On Saturday May 30th, 2020, at 10:48 UTC, an SSL root certificate belonging to a certificate authority and used to sign some of the Datadog certificates expired, and caused some agents to lose connectivity with Datadog endpoints. Because this root certificate is embedded in agents from version 3.6 to version 5.32.6, some users will need to take action to restore connectivity.
What versions of the agent are affected?
Agent versions spanning 3.6.x to 5.32.6 embed the expired root certificate and are affected.
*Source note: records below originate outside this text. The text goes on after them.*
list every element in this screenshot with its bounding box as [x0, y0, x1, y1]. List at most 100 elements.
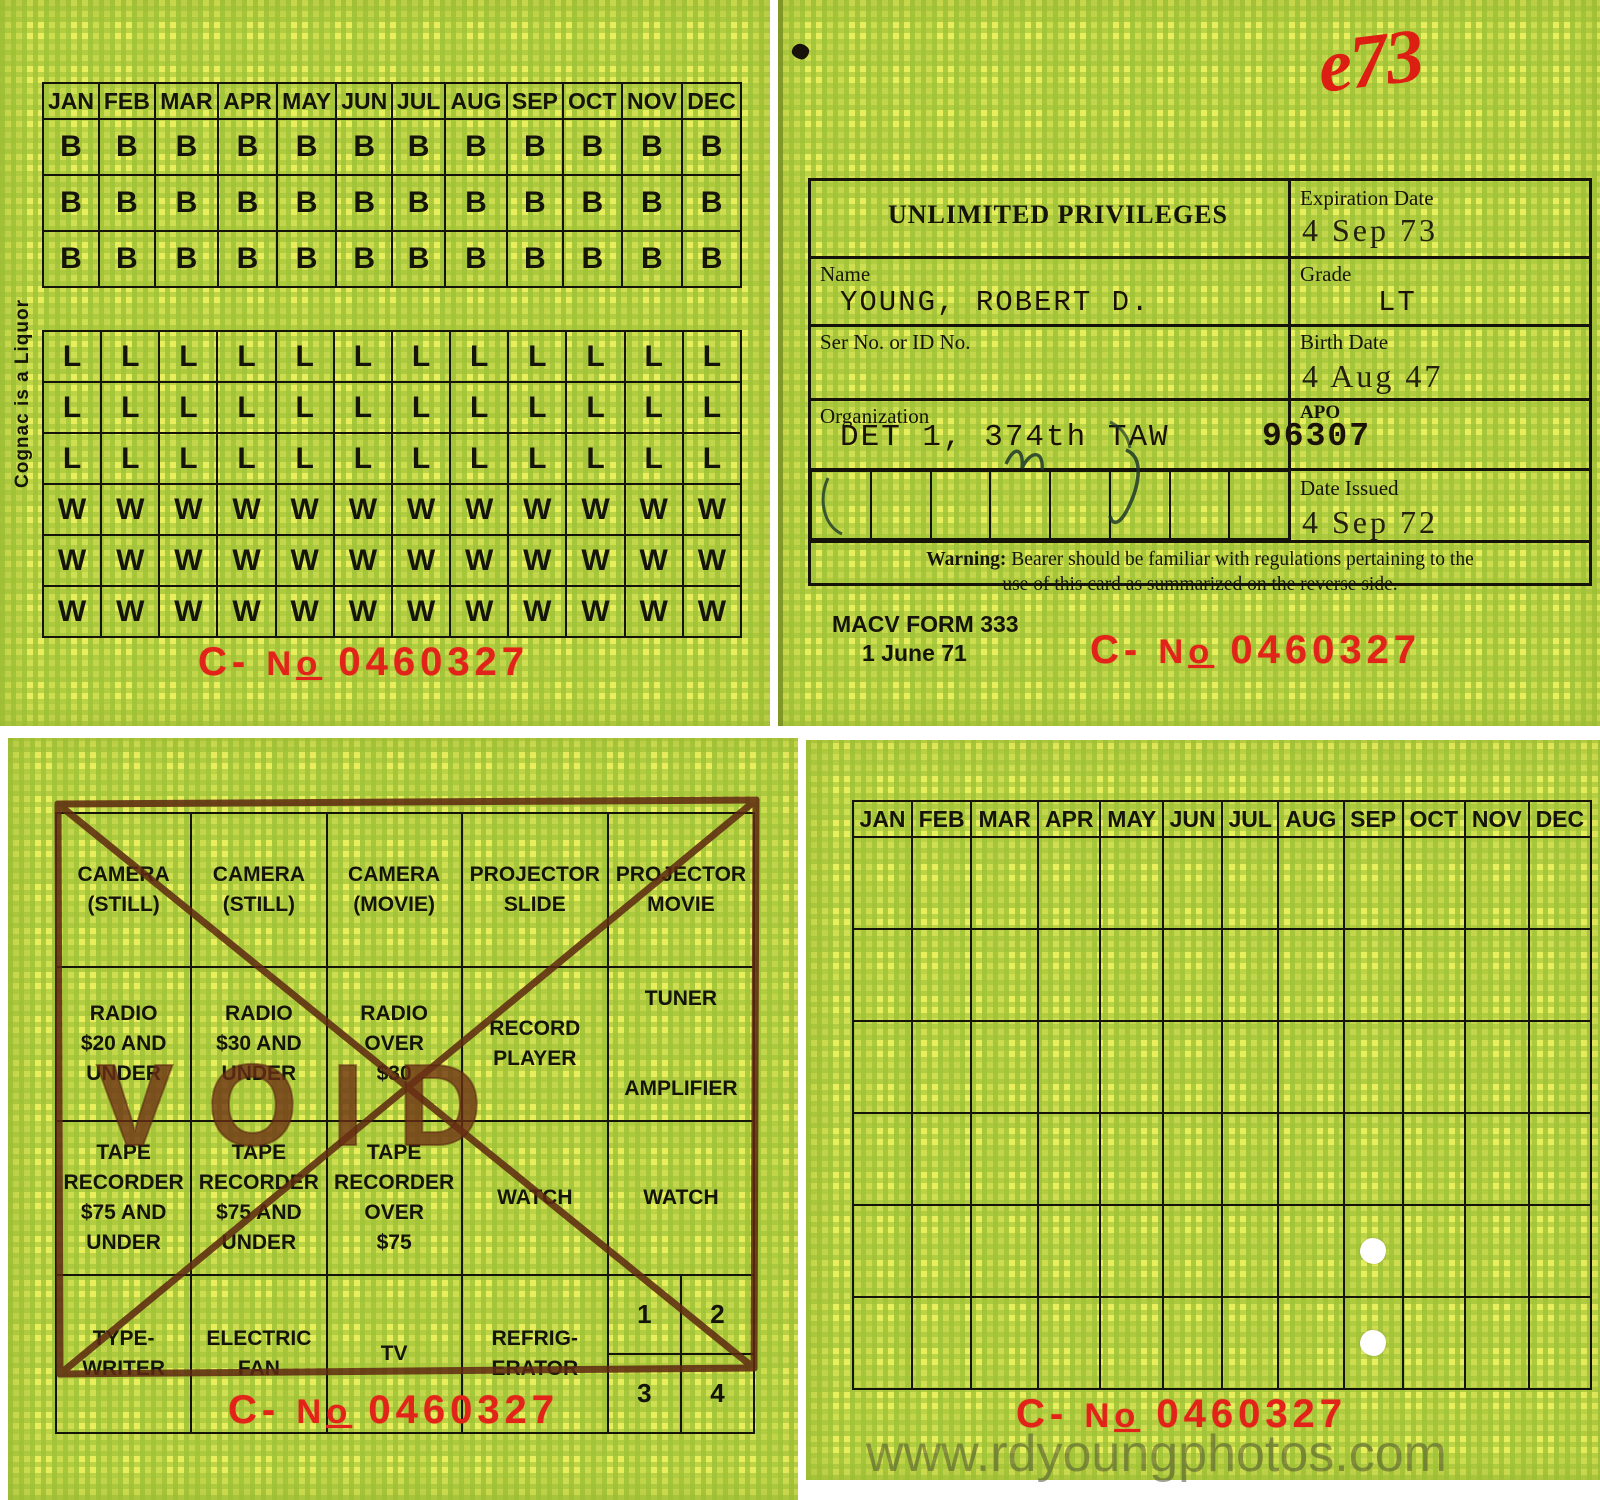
ration-cell[interactable]: B	[561, 118, 623, 176]
ration-cell[interactable]: L	[100, 432, 161, 485]
ration-cell[interactable]: W	[681, 585, 743, 638]
ration-cell[interactable]	[1401, 1204, 1466, 1298]
ration-cell[interactable]: B	[391, 174, 447, 232]
ration-cell[interactable]: W	[41, 534, 103, 587]
ration-cell[interactable]	[1463, 1112, 1530, 1206]
ration-cell[interactable]	[1277, 1204, 1345, 1298]
ration-cell[interactable]: W	[565, 585, 626, 638]
ration-cell[interactable]	[1162, 1296, 1224, 1390]
ration-cell[interactable]: B	[335, 118, 394, 176]
ration-cell[interactable]: L	[100, 381, 161, 434]
ration-cell[interactable]	[970, 836, 1040, 930]
ration-cell[interactable]: L	[390, 381, 452, 434]
controlled-item-cell[interactable]: TAPE RECORDER OVER $75	[325, 1120, 463, 1276]
ration-cell[interactable]	[1099, 1296, 1165, 1390]
ration-cell[interactable]: L	[681, 432, 743, 485]
ration-cell[interactable]	[851, 836, 914, 930]
ration-cell[interactable]: B	[620, 118, 684, 176]
ration-cell[interactable]	[1463, 836, 1530, 930]
ration-cell[interactable]: B	[153, 174, 220, 232]
ration-cell[interactable]	[1162, 1112, 1224, 1206]
ration-cell[interactable]	[1037, 1296, 1102, 1390]
ration-cell[interactable]: B	[217, 174, 278, 232]
ration-cell[interactable]: L	[390, 432, 452, 485]
quad-number[interactable]: 1	[608, 1276, 682, 1355]
ration-cell[interactable]	[1037, 1204, 1102, 1298]
blank-cell[interactable]	[1228, 470, 1290, 540]
ration-cell[interactable]: W	[681, 483, 743, 536]
ration-cell[interactable]: L	[274, 330, 335, 383]
ration-cell[interactable]: B	[42, 118, 100, 176]
ration-cell[interactable]: W	[390, 585, 452, 638]
ration-cell[interactable]	[1221, 928, 1280, 1022]
ration-cell[interactable]: W	[332, 534, 393, 587]
ration-cell[interactable]	[1099, 1204, 1165, 1298]
ration-cell[interactable]	[1401, 1112, 1466, 1206]
ration-cell[interactable]	[911, 1112, 973, 1206]
ration-cell[interactable]: L	[216, 330, 277, 383]
ration-cell[interactable]	[1099, 928, 1165, 1022]
ration-cell[interactable]	[1162, 1020, 1224, 1114]
ration-cell[interactable]	[1463, 1020, 1530, 1114]
ration-cell[interactable]	[1099, 836, 1165, 930]
quad-number[interactable]: 4	[710, 1378, 725, 1409]
ration-cell[interactable]: B	[42, 174, 100, 232]
blank-cell[interactable]	[1168, 470, 1231, 540]
ration-cell[interactable]	[1342, 1020, 1404, 1114]
ration-cell[interactable]: L	[390, 330, 452, 383]
ration-cell[interactable]	[911, 1296, 973, 1390]
ration-cell[interactable]	[1099, 1112, 1165, 1206]
controlled-item-cell[interactable]: WATCH	[606, 1120, 756, 1276]
ration-cell[interactable]	[1277, 928, 1345, 1022]
ration-cell[interactable]: W	[623, 483, 684, 536]
ration-cell[interactable]	[970, 1296, 1040, 1390]
ration-cell[interactable]	[1463, 928, 1530, 1022]
ration-cell[interactable]	[1401, 1020, 1466, 1114]
ration-cell[interactable]	[1037, 1112, 1102, 1206]
ration-cell[interactable]: L	[449, 330, 510, 383]
controlled-item-cell[interactable]: TV	[325, 1274, 463, 1434]
ration-cell[interactable]: B	[505, 118, 564, 176]
ration-cell[interactable]: W	[41, 483, 103, 536]
controlled-item-cell[interactable]: PROJECTOR MOVIE	[606, 812, 756, 968]
ration-cell[interactable]	[1277, 1020, 1345, 1114]
ration-cell[interactable]: L	[332, 432, 393, 485]
ration-cell[interactable]: W	[274, 483, 335, 536]
ration-cell[interactable]: L	[623, 381, 684, 434]
ration-cell[interactable]: L	[332, 330, 393, 383]
ration-cell[interactable]: B	[335, 174, 394, 232]
ration-cell[interactable]	[1221, 1020, 1280, 1114]
ration-cell[interactable]: L	[449, 381, 510, 434]
ration-cell[interactable]: B	[153, 230, 220, 288]
ration-cell[interactable]: L	[274, 432, 335, 485]
ration-cell[interactable]: B	[561, 174, 623, 232]
ration-cell[interactable]: W	[623, 534, 684, 587]
ration-cell[interactable]	[1527, 1296, 1593, 1390]
ration-cell[interactable]: B	[444, 174, 508, 232]
blank-cell[interactable]	[1049, 470, 1111, 540]
ration-cell[interactable]: W	[449, 483, 510, 536]
ration-cell[interactable]: W	[100, 585, 161, 638]
ration-cell[interactable]: L	[681, 330, 743, 383]
ration-cell[interactable]: B	[97, 118, 156, 176]
ration-cell[interactable]: B	[42, 230, 100, 288]
ration-cell[interactable]	[1527, 1112, 1593, 1206]
ration-cell[interactable]: B	[681, 230, 742, 288]
ration-cell[interactable]: L	[158, 381, 219, 434]
controlled-item-cell[interactable]: REFRIG- ERATOR	[460, 1274, 609, 1434]
ration-cell[interactable]: B	[681, 174, 742, 232]
ration-cell[interactable]: W	[565, 483, 626, 536]
ration-cell[interactable]: B	[275, 230, 338, 288]
ration-cell[interactable]	[1527, 928, 1593, 1022]
ration-cell[interactable]: L	[507, 381, 568, 434]
ration-cell[interactable]: L	[623, 330, 684, 383]
ration-cell[interactable]	[1099, 1020, 1165, 1114]
ration-cell[interactable]	[1527, 1020, 1593, 1114]
ration-cell[interactable]: W	[158, 534, 219, 587]
ration-cell[interactable]: B	[505, 230, 564, 288]
ration-cell[interactable]	[911, 836, 973, 930]
ration-cell[interactable]	[1401, 1296, 1466, 1390]
ration-cell[interactable]	[1401, 928, 1466, 1022]
ration-cell[interactable]	[851, 1112, 914, 1206]
ration-cell[interactable]	[1277, 1112, 1345, 1206]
Agent versions 6.x and 7.x are unaffected; if you are using these agents, no action is required on your part.
Fixing without updating the agent
We’re actively working on a new version of agent 5 but if you’d like to address this without an update, the following is the quickest path to resolution.
On Linux:
sudo rm /opt/datadog-agent/agent/datadog-cert.pem && sudo service datadog-agent restart
On Windows:
rm "C:\Program Files (x86)\Datadog\Datadog Agent\files\datadog-cert.pem" net stop /y datadogagent ; net start /y datadogagent
Posted May 30, 2020 - 12:47 EDT
Monitoring
A fix has been implemented and we are monitoring the results. We are contacting customers directly who are running versions of the agent which may still have connectivity issues.